Although he was celebrated across Europe as a novelist and, later, as an author of fairy tales, Hans Christian Andersen (1805–1875) received a less-than-warm reception in his native Denmark. The philosopher Søren Kierkegaard (the other figure responsible for bringing the Danish Golden Age to the attention of a global audience), began his authorship with a blistering critique of Andersen’s novels, as he compared them unfavorably to those Steen Steensen Blicher and Thomasine Gyllembourg. Furthermore, Johan Ludvig Heiberg, the leading arbiter of taste in Copenhagen, failed to appreciate Andersen’s work as a playwright. In this course, we will first read Andersen’s Italian novel The Improvisator, and then his Caribbean drama Horatio, whose protagonist is the son of a plantation owner and a slave. For the second half of the semester, we will undertake an extensive study of the fairy tales (e.g., “The Little Mermaid,” “The Ugly Duckling,” and “The Snow Queen”), which Andersen wrote over the course of his long life. In order to contextualize our reading of Andersen throughout the course, we will also consult texts by Kierkegaard, Heiberg, Gyllembourg, and Blicher, among others.

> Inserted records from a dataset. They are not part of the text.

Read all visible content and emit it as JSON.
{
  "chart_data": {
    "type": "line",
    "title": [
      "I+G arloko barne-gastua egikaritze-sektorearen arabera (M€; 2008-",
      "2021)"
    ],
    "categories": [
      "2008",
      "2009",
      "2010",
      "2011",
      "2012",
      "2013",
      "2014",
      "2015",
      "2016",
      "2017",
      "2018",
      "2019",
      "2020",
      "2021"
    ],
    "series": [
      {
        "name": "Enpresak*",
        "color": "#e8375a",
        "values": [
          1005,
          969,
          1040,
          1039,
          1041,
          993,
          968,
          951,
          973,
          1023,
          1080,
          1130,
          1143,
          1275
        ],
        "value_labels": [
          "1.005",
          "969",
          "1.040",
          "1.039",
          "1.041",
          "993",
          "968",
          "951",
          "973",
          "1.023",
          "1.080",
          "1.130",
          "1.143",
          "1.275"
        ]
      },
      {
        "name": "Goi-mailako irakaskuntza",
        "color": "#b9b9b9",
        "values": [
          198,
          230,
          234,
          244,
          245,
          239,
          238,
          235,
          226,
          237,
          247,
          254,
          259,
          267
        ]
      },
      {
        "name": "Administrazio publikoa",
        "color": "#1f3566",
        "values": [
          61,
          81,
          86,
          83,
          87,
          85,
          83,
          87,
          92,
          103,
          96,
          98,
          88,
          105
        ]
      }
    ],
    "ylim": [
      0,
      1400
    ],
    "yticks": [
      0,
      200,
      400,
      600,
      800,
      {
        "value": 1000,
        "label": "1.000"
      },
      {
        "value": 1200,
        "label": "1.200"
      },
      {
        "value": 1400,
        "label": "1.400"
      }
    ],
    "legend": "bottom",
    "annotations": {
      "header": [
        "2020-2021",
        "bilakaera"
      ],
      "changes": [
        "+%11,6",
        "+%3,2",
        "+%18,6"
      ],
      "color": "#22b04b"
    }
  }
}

Students enrolled in this course will write two research papers on Andersen and/or the Danish Golden Age. After writing a first draft, each student will receive extensive feedback from their instructor, which the student will then incorporate into their final draft. In addition to submitting a final draft, each student will be required to give a brief presentation of their findings to their peers and the instructor.
This course satisfies the second half or the “B” portion of the Reading and Composition requirement.
Prerequisite: Successful completion of the “A” portion of the Reading & Composition requirement or its equivalent. Students may not enroll in nor attend R1B/R5B courses without completing this prerequisite.
Due to the high demand for R&C courses we monitor attendance very carefully. Attendance is mandatory the first two weeks of classes, this includes all enrolled and wait listed students. If you do not attend all classes the first two weeks you may be dropped. If you are attempting to add into this class during weeks 1 and 2 and did not attend the first day, you will be expected to attend all class meetings thereafter and, if space permits, you may be enrolled from the wait list.